Buffy could hear the sound of a shower running, and Wesley's hesitant knock.

"Ah. Your Ladyship. Moira. If you could...oh, my goodness!"

"For God's sake, Wesley, I am wearing a robe." Moira took the phone. "Buffy, what is it? Is Rupert all right?"

"He's missing."

"Missing? Weren't you meant to be minding him?"

"Well, I was, but I ducked out for a little bit while he was sleeping, to get myself some clean clothes, and us something to eat. He was fine, and now he's gone, and--" She started to cry. "There's a big dent with blood in it, head-height on his wall."

"Bloody hell," Moira swore softly.

"I'm thinking vampire.

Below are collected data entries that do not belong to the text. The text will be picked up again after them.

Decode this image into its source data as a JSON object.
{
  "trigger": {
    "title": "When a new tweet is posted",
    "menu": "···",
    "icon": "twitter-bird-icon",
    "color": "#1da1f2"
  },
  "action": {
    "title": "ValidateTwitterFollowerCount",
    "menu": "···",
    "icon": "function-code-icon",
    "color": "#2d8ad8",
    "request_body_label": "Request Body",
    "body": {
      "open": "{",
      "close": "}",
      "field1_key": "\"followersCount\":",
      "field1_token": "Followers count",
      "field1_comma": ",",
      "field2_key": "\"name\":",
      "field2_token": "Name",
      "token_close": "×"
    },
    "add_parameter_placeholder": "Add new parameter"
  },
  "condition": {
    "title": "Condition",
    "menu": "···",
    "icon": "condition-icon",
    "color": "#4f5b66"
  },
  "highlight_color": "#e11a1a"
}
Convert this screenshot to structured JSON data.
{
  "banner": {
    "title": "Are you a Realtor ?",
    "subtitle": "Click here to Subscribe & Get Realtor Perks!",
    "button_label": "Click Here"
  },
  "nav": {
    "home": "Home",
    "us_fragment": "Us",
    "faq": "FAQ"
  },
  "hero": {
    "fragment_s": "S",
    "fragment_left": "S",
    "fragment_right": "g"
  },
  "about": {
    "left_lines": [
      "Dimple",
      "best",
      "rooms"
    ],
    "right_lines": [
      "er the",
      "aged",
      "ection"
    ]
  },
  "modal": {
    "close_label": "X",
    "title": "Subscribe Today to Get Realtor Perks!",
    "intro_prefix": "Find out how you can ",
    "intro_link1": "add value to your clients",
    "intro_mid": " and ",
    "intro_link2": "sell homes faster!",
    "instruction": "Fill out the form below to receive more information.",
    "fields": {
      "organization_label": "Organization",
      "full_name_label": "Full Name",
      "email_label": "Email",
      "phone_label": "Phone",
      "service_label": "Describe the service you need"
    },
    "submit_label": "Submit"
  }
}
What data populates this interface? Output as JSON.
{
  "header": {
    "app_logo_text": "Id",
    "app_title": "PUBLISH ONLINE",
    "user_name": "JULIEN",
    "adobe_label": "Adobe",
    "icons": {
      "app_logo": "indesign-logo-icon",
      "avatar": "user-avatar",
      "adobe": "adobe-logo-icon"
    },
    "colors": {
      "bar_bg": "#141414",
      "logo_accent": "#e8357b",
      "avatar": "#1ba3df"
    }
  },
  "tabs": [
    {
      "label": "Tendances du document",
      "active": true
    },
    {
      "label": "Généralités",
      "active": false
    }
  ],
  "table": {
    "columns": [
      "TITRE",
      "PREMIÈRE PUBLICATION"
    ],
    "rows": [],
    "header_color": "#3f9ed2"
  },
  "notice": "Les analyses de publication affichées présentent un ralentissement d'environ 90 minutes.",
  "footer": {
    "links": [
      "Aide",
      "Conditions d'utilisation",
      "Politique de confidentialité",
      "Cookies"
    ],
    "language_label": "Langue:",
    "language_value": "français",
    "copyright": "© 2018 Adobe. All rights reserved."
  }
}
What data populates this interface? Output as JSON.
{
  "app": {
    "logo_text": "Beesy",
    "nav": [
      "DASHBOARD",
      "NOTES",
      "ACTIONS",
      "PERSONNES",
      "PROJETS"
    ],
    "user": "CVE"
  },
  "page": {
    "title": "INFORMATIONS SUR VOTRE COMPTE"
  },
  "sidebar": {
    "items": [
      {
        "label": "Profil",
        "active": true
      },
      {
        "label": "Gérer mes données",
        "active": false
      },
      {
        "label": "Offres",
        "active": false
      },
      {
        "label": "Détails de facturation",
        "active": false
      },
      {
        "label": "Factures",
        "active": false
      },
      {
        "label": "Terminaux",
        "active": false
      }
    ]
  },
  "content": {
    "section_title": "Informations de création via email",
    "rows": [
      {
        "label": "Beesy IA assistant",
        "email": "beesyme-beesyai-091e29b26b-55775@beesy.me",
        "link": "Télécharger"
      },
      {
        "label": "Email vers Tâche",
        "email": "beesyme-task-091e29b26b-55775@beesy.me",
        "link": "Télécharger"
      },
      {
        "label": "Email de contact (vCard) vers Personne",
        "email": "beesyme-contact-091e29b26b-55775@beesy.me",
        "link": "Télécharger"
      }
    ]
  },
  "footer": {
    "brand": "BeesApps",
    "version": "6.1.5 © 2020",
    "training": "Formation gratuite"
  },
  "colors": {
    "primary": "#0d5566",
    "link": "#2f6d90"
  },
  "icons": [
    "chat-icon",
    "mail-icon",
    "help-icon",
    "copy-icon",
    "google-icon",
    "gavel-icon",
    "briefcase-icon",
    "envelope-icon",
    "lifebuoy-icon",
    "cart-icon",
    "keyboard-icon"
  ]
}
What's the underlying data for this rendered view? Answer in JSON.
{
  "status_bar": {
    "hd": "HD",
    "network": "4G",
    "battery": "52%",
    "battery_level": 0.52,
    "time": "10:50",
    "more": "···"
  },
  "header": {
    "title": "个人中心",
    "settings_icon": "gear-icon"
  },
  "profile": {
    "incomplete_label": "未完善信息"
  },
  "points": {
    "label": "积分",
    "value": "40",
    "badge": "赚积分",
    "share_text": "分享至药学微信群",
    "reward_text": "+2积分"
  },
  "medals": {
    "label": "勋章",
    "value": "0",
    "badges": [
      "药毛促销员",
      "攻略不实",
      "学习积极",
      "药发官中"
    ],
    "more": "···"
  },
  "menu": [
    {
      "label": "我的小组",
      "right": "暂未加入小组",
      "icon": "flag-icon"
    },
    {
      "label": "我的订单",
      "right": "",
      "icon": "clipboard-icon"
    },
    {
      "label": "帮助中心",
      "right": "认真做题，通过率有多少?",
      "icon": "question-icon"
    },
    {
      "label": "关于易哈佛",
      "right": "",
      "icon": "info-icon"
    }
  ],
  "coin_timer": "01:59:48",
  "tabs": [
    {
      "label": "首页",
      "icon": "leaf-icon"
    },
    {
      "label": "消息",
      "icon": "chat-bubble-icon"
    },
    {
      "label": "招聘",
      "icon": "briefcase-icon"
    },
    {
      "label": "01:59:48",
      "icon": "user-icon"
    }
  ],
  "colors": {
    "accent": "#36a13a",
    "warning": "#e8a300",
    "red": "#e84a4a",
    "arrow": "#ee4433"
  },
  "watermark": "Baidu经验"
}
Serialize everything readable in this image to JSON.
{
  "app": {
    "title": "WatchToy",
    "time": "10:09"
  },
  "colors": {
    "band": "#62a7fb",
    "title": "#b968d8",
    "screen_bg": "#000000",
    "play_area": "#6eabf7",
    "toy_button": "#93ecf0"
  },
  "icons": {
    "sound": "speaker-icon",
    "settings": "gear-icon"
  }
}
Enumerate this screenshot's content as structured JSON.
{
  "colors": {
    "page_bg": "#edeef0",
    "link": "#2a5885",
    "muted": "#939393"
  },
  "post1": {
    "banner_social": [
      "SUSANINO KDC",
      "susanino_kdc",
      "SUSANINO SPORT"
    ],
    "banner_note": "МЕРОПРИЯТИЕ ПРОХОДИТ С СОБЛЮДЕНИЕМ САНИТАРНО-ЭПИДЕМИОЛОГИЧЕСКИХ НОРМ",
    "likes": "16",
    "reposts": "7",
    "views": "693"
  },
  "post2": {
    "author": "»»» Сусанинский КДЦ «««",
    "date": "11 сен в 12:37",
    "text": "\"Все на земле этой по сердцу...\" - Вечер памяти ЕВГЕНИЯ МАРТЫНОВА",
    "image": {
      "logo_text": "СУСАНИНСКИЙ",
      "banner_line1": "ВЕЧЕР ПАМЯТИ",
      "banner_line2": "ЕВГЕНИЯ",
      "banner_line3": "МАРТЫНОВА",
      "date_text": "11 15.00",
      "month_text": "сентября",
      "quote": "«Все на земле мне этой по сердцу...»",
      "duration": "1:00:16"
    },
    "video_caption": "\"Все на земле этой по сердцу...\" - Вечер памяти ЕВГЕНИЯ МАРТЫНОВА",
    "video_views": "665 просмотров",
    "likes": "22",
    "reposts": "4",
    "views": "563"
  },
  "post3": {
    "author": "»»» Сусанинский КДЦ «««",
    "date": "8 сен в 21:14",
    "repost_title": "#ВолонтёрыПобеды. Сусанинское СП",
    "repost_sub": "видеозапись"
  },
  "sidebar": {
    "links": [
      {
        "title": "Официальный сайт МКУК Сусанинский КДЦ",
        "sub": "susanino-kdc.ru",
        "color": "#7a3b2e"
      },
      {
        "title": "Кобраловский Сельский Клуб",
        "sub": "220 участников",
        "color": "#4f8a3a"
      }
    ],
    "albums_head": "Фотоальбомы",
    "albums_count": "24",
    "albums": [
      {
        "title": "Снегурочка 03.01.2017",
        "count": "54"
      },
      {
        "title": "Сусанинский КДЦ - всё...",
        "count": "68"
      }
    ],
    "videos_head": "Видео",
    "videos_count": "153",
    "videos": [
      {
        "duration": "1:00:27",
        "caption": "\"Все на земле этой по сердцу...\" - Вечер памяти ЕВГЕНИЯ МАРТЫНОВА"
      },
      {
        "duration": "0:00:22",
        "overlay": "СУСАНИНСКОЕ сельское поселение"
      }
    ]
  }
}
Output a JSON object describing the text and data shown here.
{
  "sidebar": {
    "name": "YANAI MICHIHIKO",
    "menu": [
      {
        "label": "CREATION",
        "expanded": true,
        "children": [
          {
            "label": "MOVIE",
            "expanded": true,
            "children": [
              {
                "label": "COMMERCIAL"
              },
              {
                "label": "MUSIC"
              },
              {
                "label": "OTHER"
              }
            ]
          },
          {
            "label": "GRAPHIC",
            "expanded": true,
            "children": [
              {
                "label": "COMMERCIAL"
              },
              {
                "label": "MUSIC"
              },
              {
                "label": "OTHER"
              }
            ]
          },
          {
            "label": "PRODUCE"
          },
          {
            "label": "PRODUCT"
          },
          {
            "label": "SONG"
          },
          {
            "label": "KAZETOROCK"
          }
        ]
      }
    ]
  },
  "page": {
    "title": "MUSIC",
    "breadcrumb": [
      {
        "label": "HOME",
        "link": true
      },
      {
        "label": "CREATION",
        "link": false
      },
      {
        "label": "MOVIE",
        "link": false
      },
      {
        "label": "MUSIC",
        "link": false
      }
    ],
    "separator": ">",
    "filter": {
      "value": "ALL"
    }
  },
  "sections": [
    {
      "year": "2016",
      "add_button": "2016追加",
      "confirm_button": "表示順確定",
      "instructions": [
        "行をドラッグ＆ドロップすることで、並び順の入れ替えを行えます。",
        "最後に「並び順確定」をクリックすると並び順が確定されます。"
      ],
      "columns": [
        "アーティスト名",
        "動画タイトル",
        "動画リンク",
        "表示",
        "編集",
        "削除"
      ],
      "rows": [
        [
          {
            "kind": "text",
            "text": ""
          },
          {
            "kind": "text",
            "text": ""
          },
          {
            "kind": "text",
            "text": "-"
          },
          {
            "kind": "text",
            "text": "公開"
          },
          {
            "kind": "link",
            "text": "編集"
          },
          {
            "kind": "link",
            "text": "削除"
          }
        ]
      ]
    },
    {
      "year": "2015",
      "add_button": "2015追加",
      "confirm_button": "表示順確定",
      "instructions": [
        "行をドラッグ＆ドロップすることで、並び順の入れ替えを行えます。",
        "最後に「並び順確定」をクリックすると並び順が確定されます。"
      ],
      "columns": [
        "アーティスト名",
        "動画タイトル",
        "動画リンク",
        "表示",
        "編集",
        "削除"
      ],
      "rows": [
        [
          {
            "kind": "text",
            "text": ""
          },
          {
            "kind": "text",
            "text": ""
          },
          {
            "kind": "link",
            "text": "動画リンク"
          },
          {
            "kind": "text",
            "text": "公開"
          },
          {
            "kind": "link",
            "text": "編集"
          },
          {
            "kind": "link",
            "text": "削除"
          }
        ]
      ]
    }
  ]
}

Possibly Angel."

"Yes, it would have to be someone he knew, wouldn't it? Either someone he thought was safe, or someone he assumed was alive, just recently turned." Buffy could hear Moira's nails clicking against the back of the phone as she thought. "Get all of your immediate circle over there. If anyone needs a ride, call me back at this number. We'll join you shortly."